Aujourd’hui, nous nous trouvons en eface de conditions entièrement nouvelles. Le monopole de la puissance
appartient au passé. L’Europe occidentale a recouvré sa force économique et son potentiel militaire. La Russie
dispose d’une vaste machine de guerre dotée d’un arsenal nucléaire complet. La Chine ajoute l’embryon d’une
puissance nucléaire à ses armées massives. Et l’un, et l’autre de ces pays exploitent les nouvelles techniques de
l’agression indirecte, les prétendues guerres de libération nationale qui n’ont pas grand-chose de « national », qui ne
libèrent personne, et peuvent servir à couvrir n’importe quelle espèce d’intervention extérieure pour renverser
n’importe quel gouvernement, quelle que soit sa politique, pourvu qu’elle soit anticommuniste ou même non
communiste.
Notre idéalisme lui-même est frustré. Le Tiers monde des Etats post-coloniaux semble posséder beaucoup
moins de stabilité et d’endurance que nous ne l’avions prévu. A peine le colonialisme occidental disparu, certains
Etats semblent déjà prêts à reprendre le combat sous prétexte de « néo-colonialisme ». Entre temps, les nouvelles
techniques de subversion, d’infiltration, de tromperie et de confusion semblent être mal comprises, c’est le moins
qu’on puisse dire. Même en Europe, l’association de partenaires que nous attendions d’un continent unifié a été
remise en cause et stoppée par des réaffirmations de nationalisme.
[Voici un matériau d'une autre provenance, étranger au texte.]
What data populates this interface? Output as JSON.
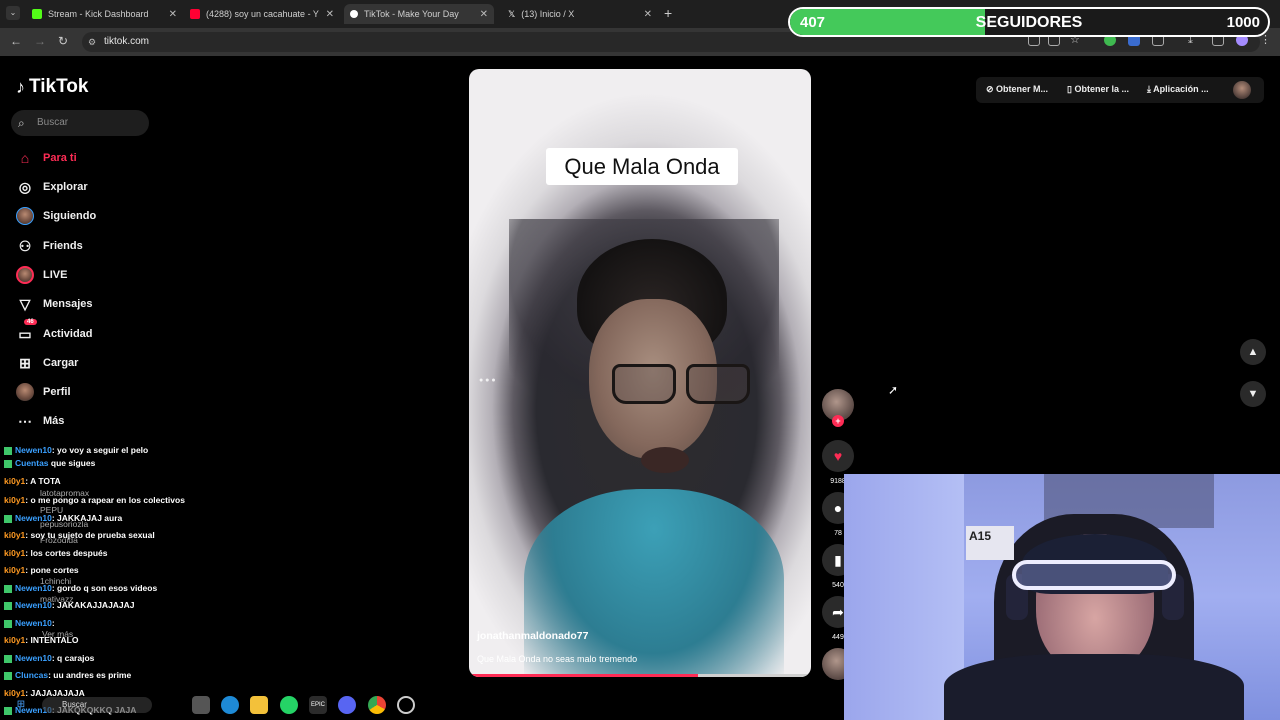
{
  "browser": {
    "tabs": [
      {
        "title": "Stream - Kick Dashboard",
        "color": "#53fc18"
      },
      {
        "title": "(4288) soy un cacahuate - Y",
        "color": "#ff0033"
      },
      {
        "title": "TikTok - Make Your Day",
        "color": "#111111"
      },
      {
        "title": "(13) Inicio / X",
        "color": "#ffffff"
      }
    ],
    "url": "tiktok.com"
  },
  "followers_goal": {
    "current": "407",
    "label": "SEGUIDORES",
    "goal": "1000",
    "progress": 0.407,
    "bar_color": "#44c95a"
  },
  "tiktok": {
    "logo": "TikTok",
    "search_placeholder": "Buscar",
    "menu": [
      {
        "label": "Para ti",
        "icon": "home-icon"
      },
      {
        "label": "Explorar",
        "icon": "compass-icon"
      },
      {
        "label": "Siguiendo",
        "icon": "following-icon"
      },
      {
        "label": "Friends",
        "icon": "friends-icon"
      },
      {
        "label": "LIVE",
        "icon": "live-icon"
      },
      {
        "label": "Mensajes",
        "icon": "send-icon"
      },
      {
        "label": "Actividad",
        "icon": "inbox-icon",
        "badge": "46"
      },
      {
        "label": "Cargar",
        "icon": "upload-icon"
      },
      {
        "label": "Perfil",
        "icon": "profile-avatar"
      },
      {
        "label": "Más",
        "icon": "more-icon"
      }
    ],
    "top_controls": {
      "get_coins": "Obtener M...",
      "get_app": "Obtener la ...",
      "desktop_app": "Aplicación ..."
    },
    "video": {
      "caption": "Que Mala Onda",
      "author": "jonathanmaldonado77",
      "description": "Que Mala Onda no seas malo tremendo",
      "progress": 0.67
    },
    "actions": {
      "likes": "9188",
      "comments": "78",
      "saves": "540",
      "shares": "449"
    }
  },
  "chat": {
    "lines": [
      {
        "user": "Newen10",
        "text": ": yo voy a seguir el pelo",
        "color": "u"
      },
      {
        "user": "Cuentas",
        "text": " que sigues",
        "color": "u"
      },
      {
        "user": "ki0y1",
        "text": ": A TOTA",
        "color": "u2"
      },
      {
        "user": "ki0y1",
        "text": ": o me pongo a rapear en los colectivos",
        "color": "u2"
      },
      {
        "user": "Newen10",
        "text": ": JAKKAJAJ aura",
        "color": "u"
      },
      {
        "user": "ki0y1",
        "text": ": soy tu sujeto de prueba sexual",
        "color": "u2"
      },
      {
        "user": "ki0y1",
        "text": ": los cortes después",
        "color": "u2"
      },
      {
        "user": "ki0y1",
        "text": ": pone cortes",
        "color": "u2"
      },
      {
        "user": "Newen10",
        "text": ": gordo q son esos videos",
        "color": "u"
      },
      {
        "user": "Newen10",
        "text": ": JAKAKAJJAJAJAJ",
        "color": "u"
      },
      {
        "user": "Newen10",
        "text": ": ",
        "color": "u"
      },
      {
        "user": "ki0y1",
        "text": ": INTENTALO",
        "color": "u2"
      },
      {
        "user": "Newen10",
        "text": ": q carajos",
        "color": "u"
      },
      {
        "user": "Cluncas",
        "text": ": uu andres es prime",
        "color": "u"
      },
      {
        "user": "ki0y1",
        "text": ": JAJAJAJAJA",
        "color": "u2"
      },
      {
        "user": "Newen10",
        "text": ": JAKQKQKKQ JAJA",
        "color": "u"
      }
    ],
    "ghost_accounts": [
      "latotapromax",
      "PEPU",
      "pepusoriozla",
      "Frozodida",
      "1chinchi",
      "mativazz",
      "Ver más"
    ]
  },
  "webcam": {
    "plate_text": "A15"
  },
  "taskbar": {
    "search": "Buscar"
  }
}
Nous nous trouvons donc en face d’uns nouvelle situation (moins contrôlable et moins attrayante).
En fait, toute réponse claire, rapide, définissable est exclue. Dans l’actuelle incertitude du pouvoir, il n’existe
pas de moyens rapides permettant de régler le problème en tournant un bouton. »
Adlaï Stevenson, Ce que veut l’Amérique, Réalités, décembre 1965.
Consignes type baccalauréat : Après avoir présenté le document, vous montrerez qu’il illustre les problématiques en
jeu pour les Etats-Unis dans leur rapport au monde au cœur des années 60 avant d’en montrer ses limites.
Conseils pour la mise en œuvre :
- Numérotez les lignes de 5 en 5.
- Au brouillon, présentez l’auteur.
- Au brouillon, présentez le contexte immédiat, et sur un temps un peu plus long.
- Avec un crayon à papier, définissez le thème général de chaque paragraphe pour dégager la structure du
raisonnement de l’auteur. Définissez à qui il s’adresse.
- Avec des feutres de couleurs différentes (bleu, vert, jaune), dans le texte surligner les passages concernant les
références au passé, les références au présent, les références à l’avenir. En parallèle, expliquez au brouillon
chaque référence en traquant l’implicite. Ainsi, vous pourrez être sensibles aux ruptures, aux permanences.
- Avec un feutre rouge, surligner les passages dans lesquels l’auteur commet des erreurs, voire fait preuve
d’exagération ou de malhonnêteté. Cherchez en les explications.
- A partir de cela, vous pouvez rédiger votre introduction, votre conclusion.
- Enfin, rédigez le corps du texte explicatif.